A la suite d’un bombardement meurtrier, en 1944, sur la petite ville normande de Tigreville (Villerville pour la République), il a joué sa destinée dans un serment d’ivrogne : « Si on en sort, si un jour on rallume l’enseigne qu’est au-dessus de la porte… »
Lorsque dix ans plus tard, sa soif calmée, le café a périclité, les affaires de l’hôtel marchent plutôt bien. Gabriel Fouquet (arrive de la gare de Deauville). Il vient de Paris et s’installe à l’hôtel. Il est venu voir sa fille, en pension à Tigreville, qu’il veut ramener à Paris et, chaque soir, boit plus que mesure, noyant sa détresse d’avoir manqué son mariage et sa vie de père, d’avoir gâché irrémédiablement son destin.
Le couple d’hôteliers le prend en amitié et s’inquiète pour lui, jusqu’à ce moment où Albert, oubliant son fameux serment, prenne avec lui une cuite fameuse dont Tigreville se souviendra toujours…

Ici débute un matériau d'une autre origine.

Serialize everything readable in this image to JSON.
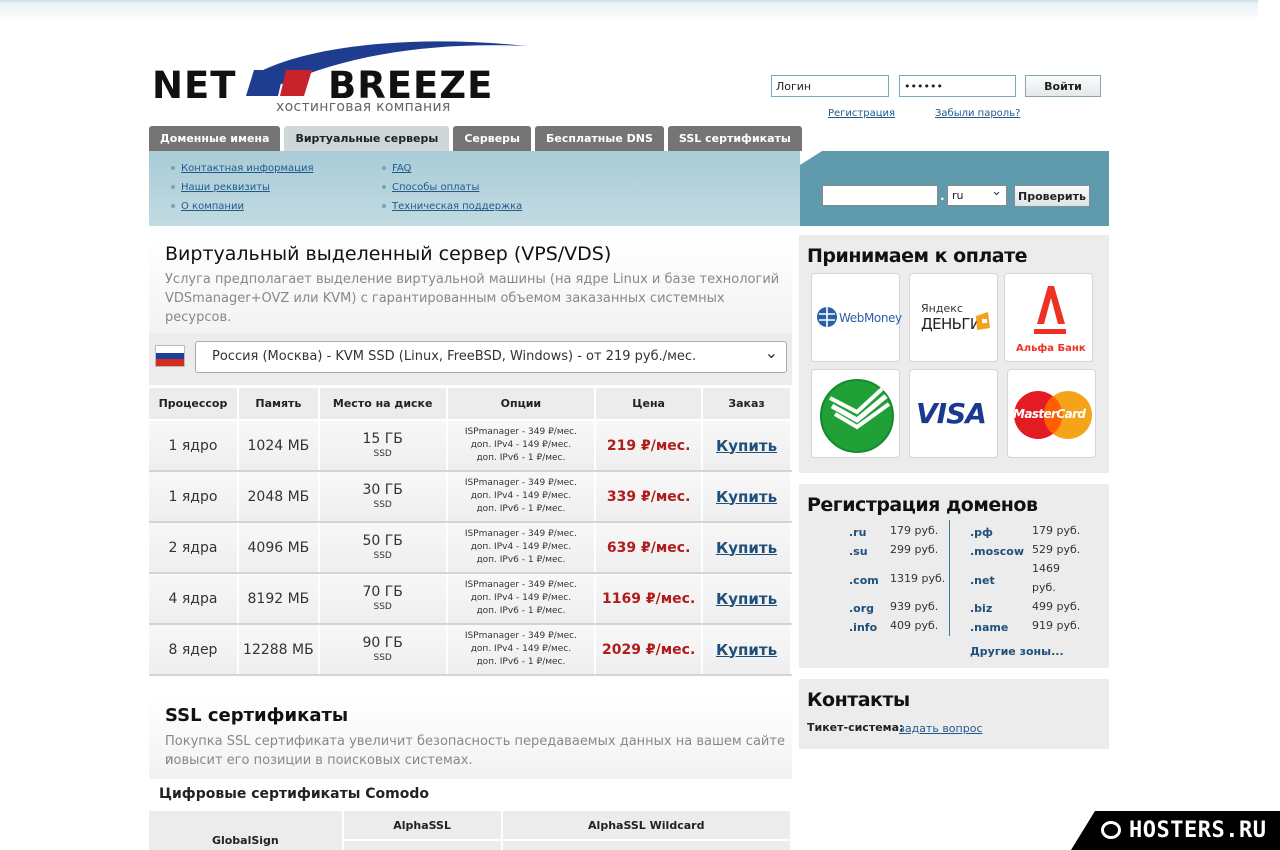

Commémoration. Je me suis rendu à Villerville en août 2012 pour commémorer, comme il se doit, l’anniversaire de ce beau film. (50 ans). Un ouvrage existe d’ailleurs sur cette aventure.
A Villerville donc, on a célébré ce cinquantième anniversaire du tournage par diverses manifestations, projections, expositions, conférences… Le village était décoré avec les portraits des deux principaux acteurs. Les touristes et fans pouvaient faire le tour de la petite ville sur les différents points des séquences du film. Rue, gendarmerie, café, hôtel, bazar, plage…
Théâtre. Au début de l’année 2013, je me suis rendu au théâtre et à Paris pour ne pas rater cette nouvelle version. Eddy Mitchell chanteur et auteur de ses chansons, avait déjà joué au théâtre en 2008 dans « Le Temps des Cerises ». Fred Testot, humoriste et comédien connu pour son duo avec Omar dans le SAV des émissions d’Omar et Fred, sur Canal +, était là pour sa première apparition sur les planches.
Un Singe en Hiver a traversé les époques. Cela grâce à ses excellents dialogues, au charisme et à l’authenticité des deux rôles principaux qui évoluaient dans des scènes mythiques… La tâche était ardue de reprendre le flambeau après Jean-Paul Belmondo et Jean Gabin.
Eddy Mitchell joue le gérant peu chaleureux d’un petit hôtel. Il a arrêté de boire et nous fait subtilement sentir qu’il va craquer et rechuter. Sous leur toit, ils accueillent un étranger -Fred Testot- très porté sur la boisson.
Tout ceci est prétexte à un éloge de l’ivresse, de l’amour de l’alcool comme dans le film. Le rythme lent qui convenait dans les années 60 ennuie un peu maintenant. Les personnages sont interprétés de manière trop calme, posée, presque atone. Nous aurions aimé que nos acteurs et la mise en scène rendent encore plus folles et déjantées les nuits d’ivresse. Nous voulions mieux sentir l’alcool les emporter au fil des verres.
Hommage. Le 14 octobre 2013, un hommage a été rendu à Jean-Paul Belmondo lors de l’ouverture du cinquième Festival Lumière de Lyon avec la projection du film Un singe en, hiver. L’acteur, accompagné de son fils Paul, fut ovationné par près de cinq mille spectateurs ainsi que par des invités pour l’occasion comme Jean Rochefort, Pierre Richard, Jean-Pierre Marielle, Charles Gérard, Bertrand Tavernier…
Documentaire. Un superbe et précieux documentaire, nous dit-on : Belmondo par Belmondo sera diffusé début 2015 sur TF1.